Legislação

Legislação Aplicável

Regulamento eIDAS (EU)
O Regulamento (UE) N°910/2014 relativo à identificação eletrónica e aos serviços de confiança para as transações eletrónicas no mercado interno (mais conhecido por Regulamento eIDAS) aplica-se diretamente aos Estados-Membros da UE desde 1 de julho de 2016, data de entrada em vigor da mesma e de revogação da Diretiva eSignature de 1999. O novo quadro legal garante segurança jurídica ao uso transfronteiriço de assinaturas eletrónicos, selos eletrónicos, selos temporais, serviço eDelivery e certificados de autenticação de sites. As principais alterações introduzidas pelo Regulamento eIDAS foram:

    um regulamento e não uma diretiva, tornando-se diretamente aplicável em toda a Europa, sem necessidade de transposição para a legislação interna

    abertura de caminho para novas soluções de assinatura remota qualificada e uma melhor experiência para o utilizador

    uma harmonização pan-europeia da assinatura eletrónica

    os efeitos legais dos documentos eletrónicos não podem ser negados apenas porque estão nesse formato

    serviços de confiança qualificados em toda a Europa

    introdução dos selos eletrónicos, disponíveis para pessoas coletivas, tecnologicamente semelhantes à assinatura eletrónica/digital, assegurando a sua identidade e integridade

    introdução da validação cronológica (selos temporais)
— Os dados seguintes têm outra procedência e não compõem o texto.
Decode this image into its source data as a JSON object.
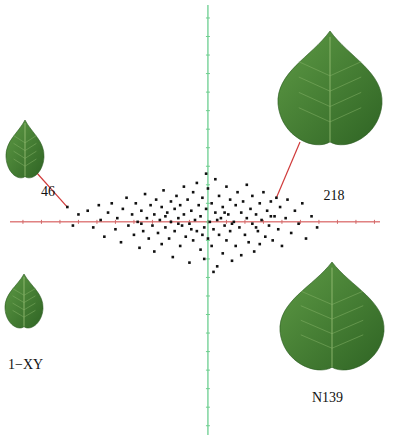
{
  "chart_data": {
    "type": "scatter",
    "x": [
      -7.6,
      3.7,
      -7.3,
      -7.0,
      -6.5,
      -6.2,
      -5.9,
      -5.8,
      -5.6,
      -5.4,
      -5.2,
      -5.0,
      -4.9,
      -4.7,
      -4.6,
      -4.4,
      -4.3,
      -4.1,
      -4.0,
      -3.9,
      -3.8,
      -3.7,
      -3.6,
      -3.5,
      -3.4,
      -3.3,
      -3.2,
      -3.1,
      -3.0,
      -2.9,
      -2.9,
      -2.8,
      -2.7,
      -2.6,
      -2.5,
      -2.5,
      -2.4,
      -2.3,
      -2.2,
      -2.1,
      -2.0,
      -2.0,
      -1.9,
      -1.8,
      -1.8,
      -1.7,
      -1.6,
      -1.5,
      -1.5,
      -1.4,
      -1.3,
      -1.3,
      -1.2,
      -1.1,
      -1.0,
      -1.0,
      -0.9,
      -0.8,
      -0.8,
      -0.7,
      -0.6,
      -0.6,
      -0.5,
      -0.4,
      -0.4,
      -0.3,
      -0.2,
      -0.2,
      -0.1,
      0.0,
      0.0,
      0.1,
      0.2,
      0.2,
      0.3,
      0.4,
      0.4,
      0.5,
      0.6,
      0.6,
      0.7,
      0.8,
      0.8,
      0.9,
      1.0,
      1.0,
      1.1,
      1.2,
      1.2,
      1.3,
      1.4,
      1.5,
      1.5,
      1.6,
      1.7,
      1.8,
      1.8,
      1.9,
      2.0,
      2.1,
      2.1,
      2.2,
      2.3,
      2.4,
      2.4,
      2.5,
      2.6,
      2.7,
      2.8,
      2.8,
      2.9,
      3.0,
      3.1,
      3.2,
      3.3,
      3.4,
      3.5,
      3.6,
      3.8,
      3.9,
      4.0,
      4.2,
      4.3,
      4.5,
      4.7,
      4.9,
      5.1,
      5.3,
      5.6,
      5.9,
      -0.3,
      0.5,
      -1.6,
      1.3,
      -2.3,
      2.6,
      -0.9,
      0.9,
      -0.1,
      0.3,
      -3.6,
      3.4
    ],
    "values": [
      0.8,
      1.3,
      -0.2,
      0.4,
      0.6,
      -0.3,
      0.9,
      0.1,
      -0.8,
      0.5,
      1.0,
      -0.4,
      0.2,
      -1.1,
      0.7,
      1.3,
      -0.2,
      0.4,
      -0.7,
      1.0,
      0.0,
      -1.4,
      0.6,
      -0.5,
      1.5,
      0.2,
      -0.9,
      0.9,
      -0.2,
      0.4,
      -1.6,
      1.2,
      -0.6,
      0.1,
      0.8,
      -1.2,
      1.7,
      -0.3,
      0.5,
      -0.9,
      1.1,
      0.0,
      -1.9,
      0.7,
      -0.5,
      1.4,
      0.2,
      -1.3,
      0.9,
      -0.2,
      1.9,
      0.4,
      -0.8,
      1.2,
      -0.1,
      -2.2,
      0.6,
      -1.0,
      1.6,
      0.1,
      -0.5,
      2.1,
      0.9,
      -1.5,
      0.3,
      1.3,
      -0.3,
      -2.0,
      0.7,
      -0.9,
      1.8,
      0.0,
      -1.3,
      1.0,
      -0.4,
      2.3,
      0.5,
      -2.4,
      -0.7,
      1.4,
      0.2,
      -1.7,
      0.8,
      -0.2,
      1.9,
      -1.0,
      0.4,
      -0.5,
      1.2,
      -2.1,
      0.0,
      0.9,
      -1.3,
      1.6,
      -0.3,
      0.5,
      -1.8,
      1.1,
      -0.7,
      0.2,
      2.0,
      -1.1,
      0.7,
      -0.1,
      1.4,
      -1.6,
      0.4,
      -0.5,
      1.0,
      -1.2,
      0.1,
      1.6,
      -0.8,
      0.6,
      -0.2,
      1.1,
      -1.0,
      0.3,
      -0.4,
      0.8,
      -1.3,
      0.2,
      1.2,
      -0.6,
      0.6,
      -0.1,
      1.0,
      -0.9,
      0.3,
      -0.3,
      -0.7,
      0.1,
      -0.1,
      -0.1,
      0.3,
      -0.3,
      -0.4,
      0.5,
      2.6,
      -2.7,
      -0.1,
      0.3
    ],
    "color": "#111111",
    "marker": "square",
    "xlim": [
      -10.7,
      9.3
    ],
    "ylim": [
      -11.5,
      11.7
    ],
    "xticks": [
      -10,
      -9,
      -8,
      -7,
      -6,
      -5,
      -4,
      -3,
      -2,
      -1,
      0,
      1,
      2,
      3,
      4,
      5,
      6,
      7,
      8,
      9
    ],
    "yticks": [
      -11,
      -10,
      -9,
      -8,
      -7,
      -6,
      -5,
      -4,
      -3,
      -2,
      -1,
      0,
      1,
      2,
      3,
      4,
      5,
      6,
      7,
      8,
      9,
      10,
      11
    ],
    "tick_labels": false,
    "grid": false,
    "annotations": [
      {
        "text": "46",
        "x": -7.6,
        "y": 0.8
      },
      {
        "text": "218",
        "x": 3.7,
        "y": 1.3
      },
      {
        "text": "1−XY"
      },
      {
        "text": "N139"
      }
    ]
  }
}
    o efeito constitutivo das Listas de Confiança Nacionais

    serviço de validação qualificado para assinaturas eletrónicas qualificadas

A Decisão de Execução da Comissão relativa à publicação de Listas de Confiança

O artigo 22º do Regulamento eIDAS obriga os Estados-Membros a publicar informações relativas aos Prestadores Qualificados de Serviços de Confiança pelos quais são responsáveis, bem como informações relacionadas com os serviços de confiança qualificados por eles prestados. Já os prestadores de serviços de confiança não qualificados e os serviços de confiança podem ser incluídos voluntariamente. Estas informações são publicadas nas chamadas ‘listas de confiança’ e na Decisão de Execução (UE) 2015/1505 da Comissão, onde estão definidas as especificações técnicas destas.

O resultado desta decisão é o pilar em termos de Confiança da UE, composto pela Lista da UE de Listas de Confiança e pelas Listas de Confiança dos diferentes Estados-Membros, um bem comum fundamental no qual as eletrónicas digitais na Europa se baseiam.

A Lista da UE de Listas de Confiança e as Listas de Confiança dos Estados-Membros estão disponíveis via Browser de Listas de Confiança.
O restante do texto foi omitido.